I first saw
the film Brazil in 1985 when it was
released. It seems to have made a lasting impression on me, since I have
remembered its basic message many years later. The message is that an
out-of-control bureaucracy goes hand-in-hand with an Orwellian world, a
dystopia, where the bureaucratic powers that be control the lives of society’s
citizens. Parts of the film (a satire) are funny, but if you’ve lived a while
and had anything at all to do with dysfunctional bureaucracies, you’ll
understand that what you’re seeing on the screen is far from funny. A functionary
named Sam Lowry, who is good at his low-level job but bored with his life, has
recurrent dreams about rescuing a pretty blond girl and flying away with her to
live a life of ‘happily ever after’. His mother, who is well-connected with all
of the important bureaucrats, is trying to get him promoted, which he doesn’t
want. She’s also trying to get him together with the daughter of a friend, something
neither he nor the young woman wants. One of his assignments is to rectify a form
error that resulted from a fly falling into a typewriter and causing the
typewriter to type B instead of T when writing the name Tuttle, which has dire
consequences for Archibald Buttle (a shoe cobbler with a family), not Archibald
Tuttle (a terrorist and enemy of the state). This proves to be more difficult
than he can imagine, and in this dystopian future, Archibald Buttle ends up
dead. The bureaucracy that caused his death wants nothing more than to cover up
this error and to forget it. Lowry ends up meeting Jill Layton, a neighbor of the
Buttle family who reports this error (she is the woman from his dreams), and
finds out that she is considered a terrorist because she insists on justice for
Buttle’s family. When he decides to help her, he is also labeled a terrorist
along with the woman he loves. Along the way, he ends up meeting terrorist Archibald
Tuttle, a heating engineer who doesn’t play by the rules and who fixes Lowry’s
heating system without the proper forms and authorized parts. This causes Lowry
a number of problems with the bureaucracy that simply won’t accept that he has
had unauthorized repair work done on his heating system, and his apartment is
taken away from him. Those scenes are funny and sadly enough, true if you work
in bureaucratic public sector workplaces and don’t play by their rules.
I’ve been
thinking about this film lately, mostly because a large percentage of work time
for many employees these days goes to appeasing the bureaucratic lions, tossing
them bones and keeping them happy. It’s not an easy job, especially when the
bureaucratic system is nothing but a dense jungle of incomprehensible rules and
regulations that can choke the life out of most well-meaning employees. Case in
point: you need an account number to order an instrument. You must talk to the accounting
department that has its own rules and regulations concerning ordering and
setting up an account number, but they haven’t talked to the order department
that has its own rules and regulations concerning the same. Emails are sent
back and forth, no one is on the same page, and weeks go by, even months. The
accounting and ordering departments have the mistaken idea that all employees
outside their departments actually understand accounting and ordering
procedures and terminology. God help those employees if they make a mistake at
any point along the way—if so, it’s ‘bless me father, for I have sinned’
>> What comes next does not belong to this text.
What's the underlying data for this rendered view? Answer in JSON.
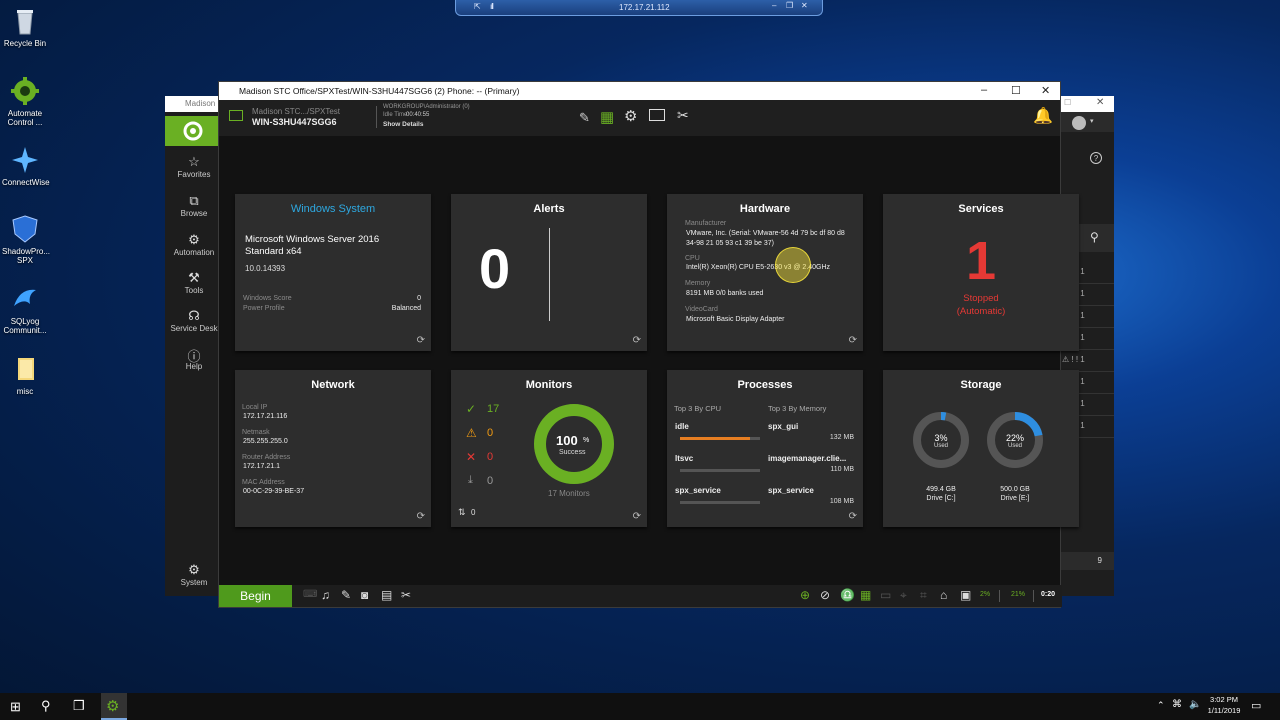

against the great god of bureaucracy. If the system is insulted, it doesn’t
take kindly to that. Atonement takes the form of listening to the functionaries’
lectures and demands of obedience to their rules, and generally being
subservient to their wishes. I understand the need for bureaucracy in terms of
keeping an organization ‘organized’ and running efficiently. I draw the line at
having to toe their line, of having to jump when it tells you to jump. I draw
the line when the system begins to feel like a totalitarian regime and when you
actually become afraid to deal with it.